Mess
Hall Tango – 11:50
The
Academy mess hall grinds along like a slaughterhouse draped in
civility. Long tables masquerade as polished oak, but the veneer is
thin, scarred by years of knives and elbows. Steam rises thick from
the serving line, carrying grease and spice, while fluorescent lights
buzz overhead like dying insects. Beneath the clatter of trays and
forced conversation, a thousand rivalries simmer, quiet, patient,
lethal.
Lucille
drifts through it all like a ghost that hasn’t yet learned it’s
dead. Cain walks beside her, taller, steadier, his tray piled high
enough for two. He matches her short stride without thinking, the way
he has since they were small, though even he senses the wire coiled
beneath her skin today, humming with violence.
She
loads her tray by rote: a square of cornbread gone cold at the edges,
pulled pork swimming in dark gravy, mashed sweet potatoes slick with
butter, collard greens bitter and overcooked, a fried catfish fillet
curling at the corners. Food for fuel, not pleasure. Calories counted
in survival, not savor.
Cain’s
tray is deliberate: smoked chicken breast dusted red with paprika,
roasted okra crisp and charred, cornbread still warm, green beans
glistening with butter. Chosen with care, enough to sustain, enough
to remember taste matters.
They
sit at an empty stretch near the wall. Lucille eats with mechanical
fury, fork scraping plate like she’s punishing the food for
existing. The scents cling heavy, sweet starch, fried batter, pork
fat, but they do nothing to warm the hollow under her ribs.
Cain
breaks first. He always does.
“Rough
mornin’?” Cain asks quietly.
Lucille
shrugs, eyes on her tray. “Tired.”
A
lie, thin as the steam curling between them.
He
doesn’t press. Tears into a roll instead, watching her bandaged
knuckles flex and tense. He fills the quiet with safe things: next
period’s field medicine, the instructor who loses his glasses
mid-lecture, whispers of surprise evaluations. Light topics, offered
like bandages over a wound he can’t see.
Her
answers come short, edged. But she listens. He knows she does.
Near
the end of the meal, when her assault on the plate slows, he tries
again, quieter.
“You
alright, Lucy?”
She
stiffens.
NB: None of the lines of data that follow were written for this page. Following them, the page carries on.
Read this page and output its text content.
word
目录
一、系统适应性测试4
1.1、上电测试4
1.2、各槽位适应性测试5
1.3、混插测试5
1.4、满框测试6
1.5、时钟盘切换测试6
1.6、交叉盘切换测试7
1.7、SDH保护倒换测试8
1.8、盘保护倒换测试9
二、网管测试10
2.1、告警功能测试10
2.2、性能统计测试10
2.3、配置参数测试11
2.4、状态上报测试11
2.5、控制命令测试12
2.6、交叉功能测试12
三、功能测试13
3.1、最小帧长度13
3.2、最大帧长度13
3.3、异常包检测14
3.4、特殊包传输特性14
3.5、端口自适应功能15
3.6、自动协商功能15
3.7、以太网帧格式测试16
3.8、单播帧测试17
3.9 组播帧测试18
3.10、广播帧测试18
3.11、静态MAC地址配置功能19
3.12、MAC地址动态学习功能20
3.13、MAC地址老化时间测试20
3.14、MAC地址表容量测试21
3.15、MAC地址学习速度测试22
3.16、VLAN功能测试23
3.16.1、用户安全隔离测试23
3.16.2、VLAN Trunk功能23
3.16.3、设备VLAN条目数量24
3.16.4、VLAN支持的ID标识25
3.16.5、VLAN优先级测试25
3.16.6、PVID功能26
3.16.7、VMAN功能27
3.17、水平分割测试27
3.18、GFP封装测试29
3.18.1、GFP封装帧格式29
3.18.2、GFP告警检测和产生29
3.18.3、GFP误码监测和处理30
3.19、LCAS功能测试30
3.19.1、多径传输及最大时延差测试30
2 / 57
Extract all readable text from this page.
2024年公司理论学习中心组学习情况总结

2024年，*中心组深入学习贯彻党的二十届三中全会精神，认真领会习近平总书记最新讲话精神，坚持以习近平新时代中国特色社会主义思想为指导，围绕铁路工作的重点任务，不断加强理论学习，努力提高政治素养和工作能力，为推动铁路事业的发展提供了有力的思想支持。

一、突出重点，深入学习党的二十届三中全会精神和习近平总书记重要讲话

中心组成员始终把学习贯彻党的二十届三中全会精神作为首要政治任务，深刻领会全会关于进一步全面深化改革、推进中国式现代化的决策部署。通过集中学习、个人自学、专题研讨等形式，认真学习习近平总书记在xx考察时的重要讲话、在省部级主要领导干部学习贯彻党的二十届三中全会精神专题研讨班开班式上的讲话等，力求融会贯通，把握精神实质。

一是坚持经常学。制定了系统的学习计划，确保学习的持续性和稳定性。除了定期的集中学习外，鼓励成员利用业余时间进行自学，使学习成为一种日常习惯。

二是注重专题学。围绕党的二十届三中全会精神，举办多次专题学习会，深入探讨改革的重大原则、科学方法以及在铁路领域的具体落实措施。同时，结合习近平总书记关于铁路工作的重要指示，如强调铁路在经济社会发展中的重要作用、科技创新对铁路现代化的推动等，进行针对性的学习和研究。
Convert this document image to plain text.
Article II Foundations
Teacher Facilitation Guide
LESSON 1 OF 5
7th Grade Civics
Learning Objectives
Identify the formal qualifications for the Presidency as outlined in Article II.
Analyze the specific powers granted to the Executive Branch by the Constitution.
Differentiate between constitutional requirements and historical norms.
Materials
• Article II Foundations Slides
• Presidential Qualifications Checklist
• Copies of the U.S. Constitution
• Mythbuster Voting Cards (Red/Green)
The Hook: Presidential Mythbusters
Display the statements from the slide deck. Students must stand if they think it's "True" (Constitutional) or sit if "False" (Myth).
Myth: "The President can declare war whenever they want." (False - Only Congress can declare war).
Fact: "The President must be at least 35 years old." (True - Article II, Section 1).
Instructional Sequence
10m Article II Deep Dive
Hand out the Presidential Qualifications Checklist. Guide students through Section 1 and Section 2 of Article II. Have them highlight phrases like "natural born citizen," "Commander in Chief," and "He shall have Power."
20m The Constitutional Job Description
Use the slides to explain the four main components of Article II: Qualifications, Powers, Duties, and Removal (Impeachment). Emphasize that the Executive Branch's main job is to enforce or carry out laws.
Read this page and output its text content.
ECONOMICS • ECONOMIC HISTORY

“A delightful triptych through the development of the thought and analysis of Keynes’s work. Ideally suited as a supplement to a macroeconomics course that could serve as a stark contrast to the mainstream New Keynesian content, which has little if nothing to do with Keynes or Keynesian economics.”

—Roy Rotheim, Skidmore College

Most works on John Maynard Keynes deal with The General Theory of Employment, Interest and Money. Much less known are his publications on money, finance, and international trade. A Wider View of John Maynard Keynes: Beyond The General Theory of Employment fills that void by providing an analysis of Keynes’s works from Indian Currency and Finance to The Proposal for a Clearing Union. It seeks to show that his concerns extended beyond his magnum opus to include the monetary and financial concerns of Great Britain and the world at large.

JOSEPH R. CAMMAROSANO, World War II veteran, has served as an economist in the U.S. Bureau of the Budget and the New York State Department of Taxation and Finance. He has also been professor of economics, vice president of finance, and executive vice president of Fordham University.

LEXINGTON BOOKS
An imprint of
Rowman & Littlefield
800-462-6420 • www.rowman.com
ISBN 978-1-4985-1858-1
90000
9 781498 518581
Barely. “Told you I’m tired.”
Lie
number two, sharper.
Cain
nods like he believes it, but his eyes say different: I see you. I
know. Let me in.
Silence
settles, heavy, inevitable.
Then
the air shifts, sours.
Maelia
and Tiber stride in.
Lucille
doesn’t look up, but her shoulders draw tight as bowstrings. Cain
feels the change beside him like a blade sliding free.
Maelia’s
laugh rings out, high, crystalline, cruel. Tiber’s boots thud
heavier than necessary.
Lucille’s
spoon freezes halfway to her mouth.
Cain
sets his own down, soft, deliberate.
“Lucille—”
he starts.
Too
late.
Maelia
and Tiber drop their trays across the table with a clatter meant to
announce conquest. Maelia’s smile cuts clean. Tiber leans back,
smirk honed sharp.
“Well
now,” Maelia croons, voice bright as broken glass. “You two do
eat together an awful lot.” She tilts her head, smile
sharpening. “Folks might start thinkin’ Cain Aurellius has gone
soft on orphans.”
Lucille
chews mechanically, building walls bite by bite. Fork whites in her
grip.
Cain
tilts his head, calm masking storm. “Afternoon, Maelia.”
Tiber
leans forward, elbows wide. “Seriously? Domitian again?” He pops
a grape into his mouth. “You can do better than that, Aurellius.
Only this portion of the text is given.